The 15 years sentencing was, however, reduced to a concurrent sentencing of five years and Khandu Wangmo will serve the sentencing after completing her nine years imprisonment for her involvement in the criminal conspiracy case.

The conspiracy case, which the same criminal bench passed judgment last month, is in the High Court after three defendants appealed.

Khandu Wangmo was found guilty of distributing three seditious letters, which she wrote to implicate Drangpon Yeshey Dorji and family so that she need not pay the Nu 8 million loan she took mortgaging his properties.

The content of the seditious letters was mostly about people of Kheng disgruntled against the Tsa-Wa-Sum.

According to the judgment, Khandu Wangmo had made an official of Bhutan Narcotic Control Agency (BNCA) place the seditious letter under the table of Drangpon Yeshey Dorji’s sister who works there, police constables to place the letter in Drangpon Yeshey Dorji’s house in Changjiji, to youth in town and also in a car belonging to Yeshey Dorji’s former brother-in-law in Babesa.

It stated that Khandu Wangmo also sought the help of an ophthalmologist to distribute the letters.

Khandu Wangmo had promised job opportunities, scholarships abroad, and military training in India to those who had helped her distribute the seditious letters.

Khandu Wangmo was convicted as per section 331 (e) of the Penal Code of Bhutan, which states that a defendant shall be guilty of the offence of sedition if the defendant issues a scurrilous and malignant statement against His Majesty or the Royal Government with the intent to defame, disrupt, encourage contempt, or incite hatred of the people against Bhutan.”

The offence graded a third-degree felony.

During the court trial, Khandu Wangmo had claimed innocence and blamed all the individuals involved in distributing the seditious letter and framing her.
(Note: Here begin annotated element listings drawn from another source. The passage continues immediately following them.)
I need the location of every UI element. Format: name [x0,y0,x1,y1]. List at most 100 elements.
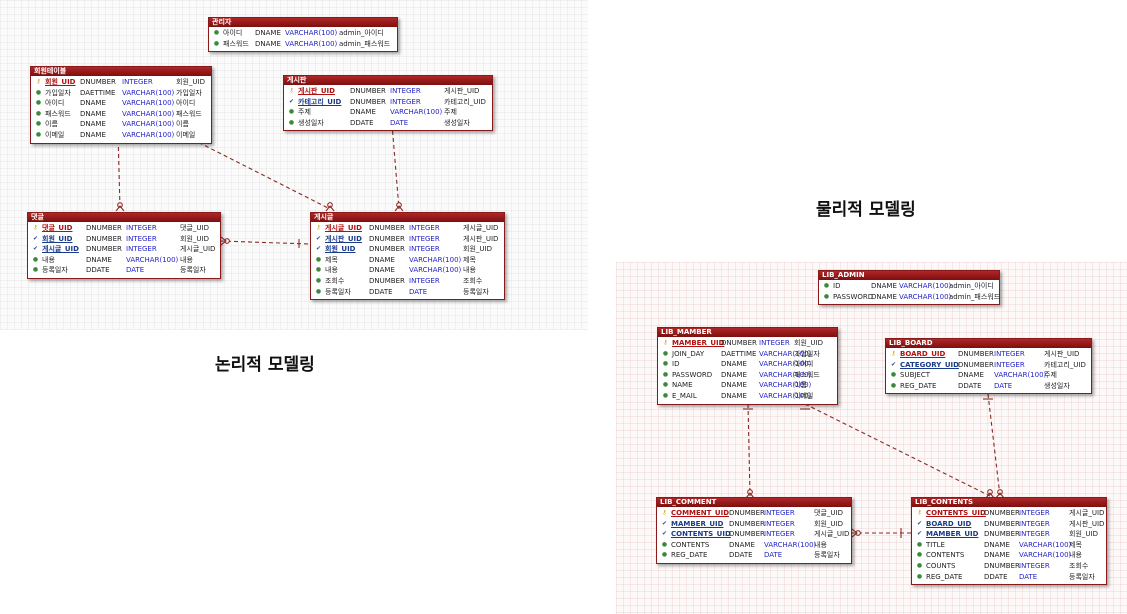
foreign-key-icon: ✔ [315,234,322,242]
attribute-row[interactable]: ● REG_DATE DDATE DATE 생성일자 [886,381,1091,392]
attribute-domain: DDATE [86,266,110,275]
attribute-row[interactable]: ● 이메일 DNAME VARCHAR(100) 이메일 [31,130,211,141]
attribute-row[interactable]: ⚷ CONTENTS_UID DNUMBER INTEGER 게시글_UID [912,508,1106,519]
column-icon: ● [315,287,322,295]
attribute-row[interactable]: ✔ 카테고리_UID DNUMBER INTEGER 카테고리_UID [284,97,492,108]
attribute-row[interactable]: ● ID DNAME VARCHAR(100) 아이디 [658,359,837,370]
attribute-row[interactable]: ✔ 게시판_UID DNUMBER INTEGER 게시판_UID [311,234,504,245]
attribute-comment: 내용 [814,540,827,549]
attribute-row[interactable]: ● 가입일자 DAETTIME VARCHAR(100) 가입일자 [31,88,211,99]
attribute-row[interactable]: ✔ MAMBER_UID DNUMBER INTEGER 회원_UID [657,519,851,530]
entity-physical-member[interactable]: LIB_MAMBER ⚷ MAMBER_UID DNUMBER INTEGER 회원_UI… [657,327,838,405]
attribute-row[interactable]: ⚷ 회원_UID DNUMBER INTEGER 회원_UID [31,77,211,88]
attribute-row[interactable]: ● JOIN_DAY DAETTIME VARCHAR(100) 가입일자 [658,349,837,360]
attribute-row[interactable]: ● REG_DATE DDATE DATE 등록일자 [657,550,851,561]
attribute-comment: 게시글_UID [1069,509,1105,517]
attribute-datatype: VARCHAR(100) [409,266,462,275]
attribute-name: 등록일자 [325,287,351,296]
entity-logical-comment[interactable]: 댓글 ⚷ 댓글_UID DNUMBER INTEGER 댓글_UID ✔ 회원_UID DNUM… [27,212,221,279]
attribute-comment: 회원_UID [463,245,492,254]
attribute-name: 회원_UID [325,245,356,254]
entity-logical-board[interactable]: 게시판 ⚷ 게시판_UID DNUMBER INTEGER 게시판_UID ✔ 카테고리_UI… [283,75,493,132]
attribute-row[interactable]: ● 아이디 DNAME VARCHAR(100) 아이디 [31,98,211,109]
attribute-row[interactable]: ● CONTENTS DNAME VARCHAR(100) 내용 [912,550,1106,561]
attribute-datatype: VARCHAR(100) [122,130,175,139]
attribute-row[interactable]: ● 내용 DNAME VARCHAR(100) 내용 [311,265,504,276]
attribute-datatype: VARCHAR(100) [1019,540,1072,549]
attribute-row[interactable]: ● 내용 DNAME VARCHAR(100) 내용 [28,255,220,266]
attribute-row[interactable]: ● 주제 DNAME VARCHAR(100) 주제 [284,107,492,118]
attribute-datatype: INTEGER [994,350,1025,358]
column-icon: ● [916,540,923,548]
entity-physical-contents[interactable]: LIB_CONTENTS ⚷ CONTENTS_UID DNUMBER INTEGER 게… [911,497,1107,586]
attribute-row[interactable]: ✔ BOARD_UID DNUMBER INTEGER 게시판_UID [912,519,1106,530]
attribute-row[interactable]: ● COUNTS DNUMBER INTEGER 조회수 [912,561,1106,572]
attribute-row[interactable]: ● 생성일자 DDATE DATE 생성일자 [284,118,492,129]
attribute-row[interactable]: ● REG_DATE DDATE DATE 등록일자 [912,572,1106,583]
entity-title: LIB_MAMBER [658,328,837,337]
entity-title: LIB_CONTENTS [912,498,1106,507]
attribute-datatype: INTEGER [126,224,157,232]
attribute-datatype: VARCHAR(100) [1019,551,1072,560]
attribute-datatype: VARCHAR(100) [390,108,443,117]
attribute-row[interactable]: ● 패스워드 DNAME VARCHAR(100) 패스워드 [31,109,211,120]
attribute-row[interactable]: ● TITLE DNAME VARCHAR(100) 제목 [912,540,1106,551]
attribute-row[interactable]: ⚷ 게시글_UID DNUMBER INTEGER 게시글_UID [311,223,504,234]
column-icon: ● [315,266,322,274]
attribute-datatype: VARCHAR(100) [409,255,462,264]
entity-logical-member[interactable]: 회원테이블 ⚷ 회원_UID DNUMBER INTEGER 회원_UID ● 가입일자 DAE… [30,66,212,144]
attribute-datatype: INTEGER [764,530,795,539]
attribute-row[interactable]: ✔ 회원_UID DNUMBER INTEGER 회원_UID [311,244,504,255]
attribute-row[interactable]: ✔ MAMBER_UID DNUMBER INTEGER 회원_UID [912,529,1106,540]
attribute-row[interactable]: ✔ 게시글_UID DNUMBER INTEGER 게시글_UID [28,244,220,255]
column-icon: ● [288,108,295,116]
attribute-row[interactable]: ⚷ 댓글_UID DNUMBER INTEGER 댓글_UID [28,223,220,234]
column-icon: ● [662,360,669,368]
attribute-row[interactable]: ● 등록일자 DDATE DATE 등록일자 [28,265,220,276]
attribute-name: 패스워드 [45,109,71,118]
attribute-row[interactable]: ✔ 회원_UID DNUMBER INTEGER 회원_UID [28,234,220,245]
attribute-name: 아이디 [223,29,243,37]
attribute-row[interactable]: ● 제목 DNAME VARCHAR(100) 제목 [311,255,504,266]
entity-physical-comment[interactable]: LIB_COMMENT ⚷ COMMENT_UID DNUMBER INTEGER 댓글_… [656,497,852,564]
attribute-comment: 회원_UID [180,234,209,243]
attribute-row[interactable]: ⚷ COMMENT_UID DNUMBER INTEGER 댓글_UID [657,508,851,519]
entity-logical-admin[interactable]: 관리자 ● 아이디 DNAME VARCHAR(100) admin_아이디 ● 패스워드 DN… [208,17,398,53]
attribute-row[interactable]: ● 조회수 DNUMBER INTEGER 조회수 [311,276,504,287]
attribute-row[interactable]: ⚷ 게시판_UID DNUMBER INTEGER 게시판_UID [284,86,492,97]
attribute-row[interactable]: ⚷ BOARD_UID DNUMBER INTEGER 게시판_UID [886,349,1091,360]
attribute-domain: DNAME [369,255,395,264]
attribute-row[interactable]: ● SUBJECT DNAME VARCHAR(100) 주제 [886,370,1091,381]
attribute-row[interactable]: ● CONTENTS DNAME VARCHAR(100) 내용 [657,540,851,551]
attribute-row[interactable]: ✔ CONTENTS_UID DNUMBER INTEGER 게시글_UID [657,529,851,540]
attribute-datatype: DATE [409,287,428,296]
attribute-datatype: INTEGER [994,360,1025,369]
attribute-row[interactable]: ⚷ MAMBER_UID DNUMBER INTEGER 회원_UID [658,338,837,349]
attribute-row[interactable]: ● 이름 DNAME VARCHAR(100) 이름 [31,119,211,130]
column-icon: ● [662,381,669,389]
attribute-comment: 패스워드 [794,370,820,379]
attribute-row[interactable]: ● E_MAIL DNAME VARCHAR(100) 이메일 [658,391,837,402]
attribute-row[interactable]: ● 패스워드 DNAME VARCHAR(100) admin_패스워드 [209,39,397,50]
attribute-row[interactable]: ● 아이디 DNAME VARCHAR(100) admin_아이디 [209,28,397,39]
attribute-row[interactable]: ● 등록일자 DDATE DATE 등록일자 [311,287,504,298]
attribute-comment: 회원_UID [794,339,823,347]
attribute-name: REG_DATE [900,381,937,390]
attribute-domain: DNAME [721,381,747,390]
attribute-row[interactable]: ✔ CATEGORY_UID DNUMBER INTEGER 카테고리_UID [886,360,1091,371]
entity-logical-post[interactable]: 게시글 ⚷ 게시글_UID DNUMBER INTEGER 게시글_UID ✔ 게시판_UID… [310,212,505,301]
attribute-row[interactable]: ● ID DNAME VARCHAR(100) admin_아이디 [819,281,999,292]
column-icon: ● [35,130,42,138]
attribute-row[interactable]: ● PASSWORD DNAME VARCHAR(100) admin_패스워드 [819,292,1000,303]
attribute-row[interactable]: ● NAME DNAME VARCHAR(100) 이름 [658,380,837,391]
column-icon: ● [213,29,220,36]
entity-physical-board[interactable]: LIB_BOARD ⚷ BOARD_UID DNUMBER INTEGER 게시판_UID… [885,338,1092,395]
attribute-row[interactable]: ● PASSWORD DNAME VARCHAR(100) 패스워드 [658,370,837,381]
attribute-comment: 등록일자 [180,266,206,275]
column-icon: ● [315,255,322,263]
attribute-domain: DNAME [729,540,755,549]
attribute-name: 게시글_UID [42,245,79,254]
entity-physical-admin[interactable]: LIB_ADMIN ● ID DNAME VARCHAR(100) admin_아이디 ● P… [818,270,1000,306]
attribute-name: REG_DATE [671,551,708,560]
attribute-domain: DNUMBER [86,224,122,232]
However, the court ruled that she could not substantiate her claims and all the evidence showed she was responsible for writing the seditious letters and distributing it.
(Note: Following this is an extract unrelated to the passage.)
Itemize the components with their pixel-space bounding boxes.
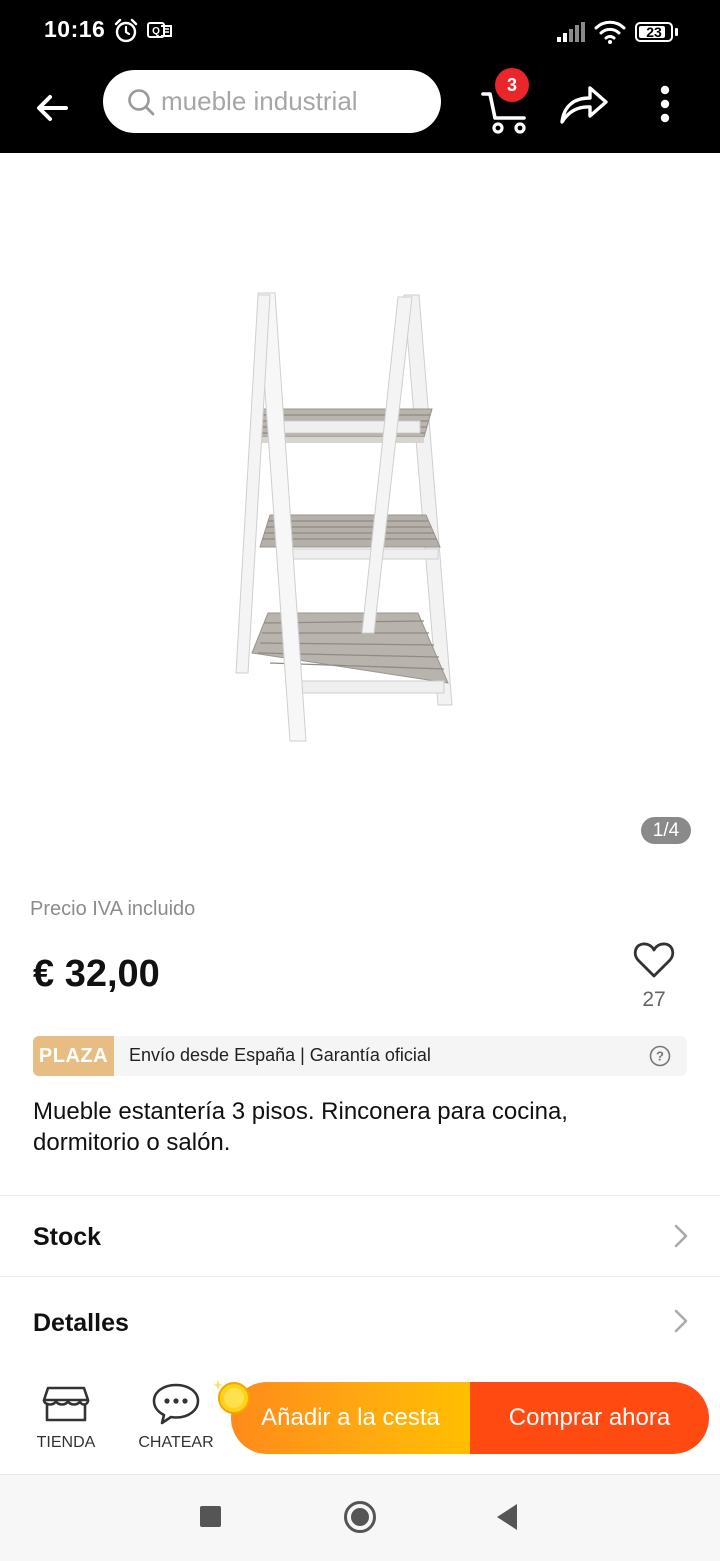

She also contended before the court that all the individuals involved in the case should be implicated for sedition but the court ruled that while some people did not know the content of the letter they were distributing, others who knew did it on the behest of Khandu Wangmo that it is for national interest and that they did not have seditious intent.

Meanwhile, the Office of the Attorney General (OAG) in a press release issued yesterday evening appealed to the High Court for a harsher punishment.

It stated that while the Thimphu dzongkhag court found her guilty on three counts of sedition charges and sentenced her to 15 years in prison, it only awarded five years imprisonment. “The OAG after careful consideration and analyses of the judgment opines that since the defendant has been proven beyond reasonable doubt on all the three separate counts, the sentencing should have been at least 15 to 27 years.”

The OAG stated that the wide discretion exercised by the trial court with the award of five years sentence, which could have been a maximum of 27 years ‘dishonoured the Tsawa-Sum and disrepute the efforts of the investigation and prosecuting agencies.’

It stated that the OAG as the central prosecution and litigation institution was concerned that the meagre sentencing of such heinous crimes, derogates the principle of deterrence and proportional sentencing to crimes committed against the state. “The OAG is concerned that such sentencing will establish a wrong precedent and pose a grave concern to our security, sovereignty and constitutional sacrosanctity of our established institutions.”